Variability effect of strength and geometric parameters on the stability factor of failure surfaces of rock slope by numerical analysis

In loose or highly weathered rock slopes, the circular shear failure mechanism occurs in large scale. Most rock slope stability investigations ignore the influence of geometric parameters, i.e., failure surface entry point distance ( le ). This study presents failure surface determination based on constant element stress-based method. The failure surfaces and their sliding mechanism are analyzed first by using FLAC 3D (Fast Lagrangian Analysis of Continua in three-dimension). A real case of instability corresponds to a loose rock is presented and its stability is determined by numerical analysis. To investigate the effectiveness of present method the influence of shear strength ( c , φ ) and geometric parameters ( α , β ) on the safety factor ( FS ) is also analyzed by using Geo5, FLAC 3D and ABAQUS computer codes.
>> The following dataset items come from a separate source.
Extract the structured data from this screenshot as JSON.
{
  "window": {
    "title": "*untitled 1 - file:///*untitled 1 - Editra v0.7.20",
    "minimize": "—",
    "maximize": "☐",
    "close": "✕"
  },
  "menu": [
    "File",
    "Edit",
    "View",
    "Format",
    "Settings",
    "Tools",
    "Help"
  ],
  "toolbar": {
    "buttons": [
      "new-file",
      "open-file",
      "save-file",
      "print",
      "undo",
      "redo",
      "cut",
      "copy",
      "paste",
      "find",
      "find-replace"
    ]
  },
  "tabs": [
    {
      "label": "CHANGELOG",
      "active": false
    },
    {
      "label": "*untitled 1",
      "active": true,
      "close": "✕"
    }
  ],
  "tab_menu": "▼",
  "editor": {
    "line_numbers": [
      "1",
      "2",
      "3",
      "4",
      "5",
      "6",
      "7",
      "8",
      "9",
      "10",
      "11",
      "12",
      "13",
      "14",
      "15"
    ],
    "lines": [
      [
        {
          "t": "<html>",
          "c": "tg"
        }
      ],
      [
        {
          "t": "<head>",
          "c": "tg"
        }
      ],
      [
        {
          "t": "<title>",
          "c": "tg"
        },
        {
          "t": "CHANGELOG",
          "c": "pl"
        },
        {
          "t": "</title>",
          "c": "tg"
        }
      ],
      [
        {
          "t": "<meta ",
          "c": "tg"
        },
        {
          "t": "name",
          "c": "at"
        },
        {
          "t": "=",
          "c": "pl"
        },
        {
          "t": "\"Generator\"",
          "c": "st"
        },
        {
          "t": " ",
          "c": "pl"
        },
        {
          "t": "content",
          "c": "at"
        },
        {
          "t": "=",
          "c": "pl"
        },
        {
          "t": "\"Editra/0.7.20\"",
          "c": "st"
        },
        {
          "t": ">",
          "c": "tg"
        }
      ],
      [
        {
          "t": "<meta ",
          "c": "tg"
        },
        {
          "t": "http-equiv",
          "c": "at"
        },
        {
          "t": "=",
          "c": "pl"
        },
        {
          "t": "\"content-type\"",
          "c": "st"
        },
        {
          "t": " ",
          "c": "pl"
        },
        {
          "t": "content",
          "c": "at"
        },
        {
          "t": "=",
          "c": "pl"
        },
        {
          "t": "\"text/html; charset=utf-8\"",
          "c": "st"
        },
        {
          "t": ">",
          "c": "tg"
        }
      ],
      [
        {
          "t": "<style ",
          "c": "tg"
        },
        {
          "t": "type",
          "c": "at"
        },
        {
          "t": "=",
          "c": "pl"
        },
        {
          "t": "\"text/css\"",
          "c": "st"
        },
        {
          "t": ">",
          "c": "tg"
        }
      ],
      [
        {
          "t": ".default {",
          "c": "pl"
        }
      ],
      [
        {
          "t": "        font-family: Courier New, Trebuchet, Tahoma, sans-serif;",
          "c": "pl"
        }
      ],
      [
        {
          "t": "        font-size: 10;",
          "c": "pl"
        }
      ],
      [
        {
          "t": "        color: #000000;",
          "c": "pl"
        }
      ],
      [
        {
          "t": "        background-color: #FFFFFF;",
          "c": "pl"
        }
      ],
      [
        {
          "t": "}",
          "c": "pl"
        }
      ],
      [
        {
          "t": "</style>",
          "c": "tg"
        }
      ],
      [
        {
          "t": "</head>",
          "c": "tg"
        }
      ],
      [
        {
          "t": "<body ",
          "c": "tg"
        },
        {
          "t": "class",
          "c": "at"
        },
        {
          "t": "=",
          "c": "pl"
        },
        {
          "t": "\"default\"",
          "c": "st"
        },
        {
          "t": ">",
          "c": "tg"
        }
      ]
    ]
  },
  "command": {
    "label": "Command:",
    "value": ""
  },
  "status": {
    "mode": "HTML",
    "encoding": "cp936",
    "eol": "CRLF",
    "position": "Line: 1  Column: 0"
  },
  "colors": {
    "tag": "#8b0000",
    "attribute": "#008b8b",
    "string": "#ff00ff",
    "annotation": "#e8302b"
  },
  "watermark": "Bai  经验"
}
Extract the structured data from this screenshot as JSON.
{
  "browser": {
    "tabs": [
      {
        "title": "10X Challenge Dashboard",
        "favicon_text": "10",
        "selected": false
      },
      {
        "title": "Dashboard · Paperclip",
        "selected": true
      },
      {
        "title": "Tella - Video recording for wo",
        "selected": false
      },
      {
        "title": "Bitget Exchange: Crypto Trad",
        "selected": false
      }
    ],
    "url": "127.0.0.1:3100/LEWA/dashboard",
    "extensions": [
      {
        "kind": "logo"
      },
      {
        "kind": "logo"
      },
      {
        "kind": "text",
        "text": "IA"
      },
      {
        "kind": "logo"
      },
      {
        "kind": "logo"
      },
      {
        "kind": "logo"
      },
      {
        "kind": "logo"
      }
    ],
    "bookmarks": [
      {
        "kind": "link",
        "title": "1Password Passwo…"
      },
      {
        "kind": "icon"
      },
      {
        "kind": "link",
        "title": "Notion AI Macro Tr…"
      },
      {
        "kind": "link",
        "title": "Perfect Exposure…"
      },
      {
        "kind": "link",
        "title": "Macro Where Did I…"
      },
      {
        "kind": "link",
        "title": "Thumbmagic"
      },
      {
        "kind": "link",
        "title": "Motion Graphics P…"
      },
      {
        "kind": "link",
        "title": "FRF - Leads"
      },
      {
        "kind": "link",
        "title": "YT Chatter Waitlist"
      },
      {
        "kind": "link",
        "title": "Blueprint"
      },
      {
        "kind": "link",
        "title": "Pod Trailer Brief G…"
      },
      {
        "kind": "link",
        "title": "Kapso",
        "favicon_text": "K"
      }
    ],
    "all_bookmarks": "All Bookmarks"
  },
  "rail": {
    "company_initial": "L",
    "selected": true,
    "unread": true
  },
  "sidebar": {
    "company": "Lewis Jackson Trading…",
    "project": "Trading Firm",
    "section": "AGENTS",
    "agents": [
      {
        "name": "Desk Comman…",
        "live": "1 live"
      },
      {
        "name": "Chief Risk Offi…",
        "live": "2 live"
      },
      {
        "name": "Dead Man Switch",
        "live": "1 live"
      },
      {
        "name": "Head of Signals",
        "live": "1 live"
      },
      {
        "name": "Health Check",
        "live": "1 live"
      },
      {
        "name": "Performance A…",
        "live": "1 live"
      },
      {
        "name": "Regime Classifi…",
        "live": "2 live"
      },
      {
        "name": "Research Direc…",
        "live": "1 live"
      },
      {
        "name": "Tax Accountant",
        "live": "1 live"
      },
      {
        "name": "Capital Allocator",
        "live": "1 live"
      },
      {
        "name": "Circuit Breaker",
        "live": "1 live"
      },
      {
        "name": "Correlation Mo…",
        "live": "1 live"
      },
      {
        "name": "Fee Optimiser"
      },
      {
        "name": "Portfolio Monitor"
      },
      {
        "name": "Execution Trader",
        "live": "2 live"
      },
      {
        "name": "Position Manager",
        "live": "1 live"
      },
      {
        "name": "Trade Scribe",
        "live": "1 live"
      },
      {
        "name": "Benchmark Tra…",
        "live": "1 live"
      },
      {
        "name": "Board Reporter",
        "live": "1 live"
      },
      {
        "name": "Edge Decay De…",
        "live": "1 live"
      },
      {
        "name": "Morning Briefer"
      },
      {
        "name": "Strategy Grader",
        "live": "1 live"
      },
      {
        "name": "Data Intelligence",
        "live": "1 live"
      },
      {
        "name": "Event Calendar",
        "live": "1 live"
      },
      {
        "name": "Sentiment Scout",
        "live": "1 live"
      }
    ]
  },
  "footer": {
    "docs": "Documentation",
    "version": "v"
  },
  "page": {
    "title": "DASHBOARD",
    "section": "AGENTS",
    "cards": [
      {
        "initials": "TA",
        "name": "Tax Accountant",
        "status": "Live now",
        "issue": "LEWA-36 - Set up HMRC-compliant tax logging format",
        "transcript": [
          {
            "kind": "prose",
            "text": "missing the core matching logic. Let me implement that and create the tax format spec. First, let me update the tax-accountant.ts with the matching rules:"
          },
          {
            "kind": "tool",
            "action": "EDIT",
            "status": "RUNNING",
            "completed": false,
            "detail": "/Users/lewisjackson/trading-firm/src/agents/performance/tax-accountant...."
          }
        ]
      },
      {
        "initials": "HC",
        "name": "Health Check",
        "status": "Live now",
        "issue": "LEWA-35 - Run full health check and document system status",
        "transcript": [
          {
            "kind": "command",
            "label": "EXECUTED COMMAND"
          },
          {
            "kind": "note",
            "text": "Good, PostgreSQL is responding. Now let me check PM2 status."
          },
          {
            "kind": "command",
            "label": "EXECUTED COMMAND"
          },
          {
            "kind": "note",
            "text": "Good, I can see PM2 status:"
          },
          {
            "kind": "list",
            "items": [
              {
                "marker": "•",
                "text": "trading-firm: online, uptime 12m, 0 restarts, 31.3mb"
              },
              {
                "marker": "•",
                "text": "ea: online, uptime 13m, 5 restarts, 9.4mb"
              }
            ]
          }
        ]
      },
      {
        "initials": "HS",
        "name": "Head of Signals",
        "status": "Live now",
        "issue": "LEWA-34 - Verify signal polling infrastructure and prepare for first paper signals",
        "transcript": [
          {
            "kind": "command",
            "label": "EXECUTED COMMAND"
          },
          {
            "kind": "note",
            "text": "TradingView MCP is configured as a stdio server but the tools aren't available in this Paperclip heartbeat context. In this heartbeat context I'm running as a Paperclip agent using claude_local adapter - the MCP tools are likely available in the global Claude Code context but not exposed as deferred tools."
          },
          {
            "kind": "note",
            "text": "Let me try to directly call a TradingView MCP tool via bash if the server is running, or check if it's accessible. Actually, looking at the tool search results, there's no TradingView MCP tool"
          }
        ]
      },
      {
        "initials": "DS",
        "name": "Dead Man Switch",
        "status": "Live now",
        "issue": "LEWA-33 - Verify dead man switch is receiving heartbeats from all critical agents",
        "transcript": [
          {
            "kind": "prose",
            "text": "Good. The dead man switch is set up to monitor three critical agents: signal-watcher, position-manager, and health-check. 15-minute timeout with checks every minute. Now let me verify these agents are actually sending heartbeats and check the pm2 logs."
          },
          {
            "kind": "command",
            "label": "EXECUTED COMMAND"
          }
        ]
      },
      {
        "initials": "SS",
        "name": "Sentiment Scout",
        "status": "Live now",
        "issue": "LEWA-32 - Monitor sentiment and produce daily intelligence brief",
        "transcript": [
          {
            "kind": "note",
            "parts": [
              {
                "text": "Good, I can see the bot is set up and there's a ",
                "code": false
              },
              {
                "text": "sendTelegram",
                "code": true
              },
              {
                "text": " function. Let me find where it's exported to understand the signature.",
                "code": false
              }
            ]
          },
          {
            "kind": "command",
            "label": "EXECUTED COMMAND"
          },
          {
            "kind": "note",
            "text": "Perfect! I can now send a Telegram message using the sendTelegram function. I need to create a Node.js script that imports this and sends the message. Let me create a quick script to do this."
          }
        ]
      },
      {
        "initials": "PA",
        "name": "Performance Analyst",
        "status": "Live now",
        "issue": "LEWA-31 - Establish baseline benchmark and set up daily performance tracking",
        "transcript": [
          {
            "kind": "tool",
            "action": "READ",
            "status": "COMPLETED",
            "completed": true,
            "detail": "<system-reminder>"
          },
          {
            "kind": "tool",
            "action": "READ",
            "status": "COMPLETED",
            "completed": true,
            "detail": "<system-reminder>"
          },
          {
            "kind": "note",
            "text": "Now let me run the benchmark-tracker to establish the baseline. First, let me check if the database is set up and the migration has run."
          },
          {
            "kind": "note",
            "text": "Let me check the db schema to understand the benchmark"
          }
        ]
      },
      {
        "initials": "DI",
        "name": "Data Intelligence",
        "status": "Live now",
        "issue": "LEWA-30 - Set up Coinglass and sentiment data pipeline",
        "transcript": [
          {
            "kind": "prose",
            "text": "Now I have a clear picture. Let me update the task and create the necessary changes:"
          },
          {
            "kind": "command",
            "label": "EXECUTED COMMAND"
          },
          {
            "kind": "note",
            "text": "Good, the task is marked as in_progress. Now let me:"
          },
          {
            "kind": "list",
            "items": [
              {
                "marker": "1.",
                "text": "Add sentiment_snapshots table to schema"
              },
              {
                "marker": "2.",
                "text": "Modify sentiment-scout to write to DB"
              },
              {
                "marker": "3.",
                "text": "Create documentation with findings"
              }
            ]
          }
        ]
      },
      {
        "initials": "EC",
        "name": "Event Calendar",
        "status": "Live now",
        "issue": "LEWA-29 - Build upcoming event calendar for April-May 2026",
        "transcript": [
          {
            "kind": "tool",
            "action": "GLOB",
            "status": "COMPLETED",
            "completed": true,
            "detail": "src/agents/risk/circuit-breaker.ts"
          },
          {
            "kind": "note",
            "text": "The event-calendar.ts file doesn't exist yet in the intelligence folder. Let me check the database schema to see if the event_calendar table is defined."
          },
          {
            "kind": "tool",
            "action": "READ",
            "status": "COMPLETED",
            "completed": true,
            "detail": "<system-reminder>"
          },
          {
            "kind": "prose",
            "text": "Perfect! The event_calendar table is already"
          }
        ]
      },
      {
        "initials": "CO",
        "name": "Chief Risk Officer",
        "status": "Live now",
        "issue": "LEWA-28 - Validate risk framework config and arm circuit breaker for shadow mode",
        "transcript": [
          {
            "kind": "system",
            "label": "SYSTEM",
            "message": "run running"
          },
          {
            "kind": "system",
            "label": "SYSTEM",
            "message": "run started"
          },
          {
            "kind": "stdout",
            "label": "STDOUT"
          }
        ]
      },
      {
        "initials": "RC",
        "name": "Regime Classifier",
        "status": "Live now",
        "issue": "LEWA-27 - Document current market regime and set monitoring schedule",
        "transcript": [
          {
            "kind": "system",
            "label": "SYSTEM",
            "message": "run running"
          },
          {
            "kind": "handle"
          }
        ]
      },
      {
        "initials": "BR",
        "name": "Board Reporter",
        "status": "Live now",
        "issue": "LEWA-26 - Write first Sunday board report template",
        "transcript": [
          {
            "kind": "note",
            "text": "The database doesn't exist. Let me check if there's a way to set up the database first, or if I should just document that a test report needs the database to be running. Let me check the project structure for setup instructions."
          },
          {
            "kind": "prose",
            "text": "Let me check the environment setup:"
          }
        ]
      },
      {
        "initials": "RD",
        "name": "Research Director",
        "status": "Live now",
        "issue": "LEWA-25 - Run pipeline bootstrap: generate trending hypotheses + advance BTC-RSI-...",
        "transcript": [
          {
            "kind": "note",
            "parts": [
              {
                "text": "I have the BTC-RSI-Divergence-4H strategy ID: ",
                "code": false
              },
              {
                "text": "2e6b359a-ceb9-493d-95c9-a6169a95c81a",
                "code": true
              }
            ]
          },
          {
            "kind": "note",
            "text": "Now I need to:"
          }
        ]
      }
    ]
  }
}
Then, Geo5 and Statistical Package for the Social Sciences (SPSS) softwares were used to determine the effect of dimensionless parameter lambda ( λ ) on the failure surface entry point distance ( le ) and length of failure arc ( L ). The results show that shear failure may occur in non-homogeneous slope. Shear failure has exit and entry points situated either on the surface or near the toe of slope. The length of failure arc ( L ) is affected by the le and λ . Moreover, it can be acknowledged that the relation of both L and le with shear strength parameters ( c , φ ) is logarithmic, respectively. So, based on the rock strength parameters, L and le are predictable by using the equations derived from non-linear regression.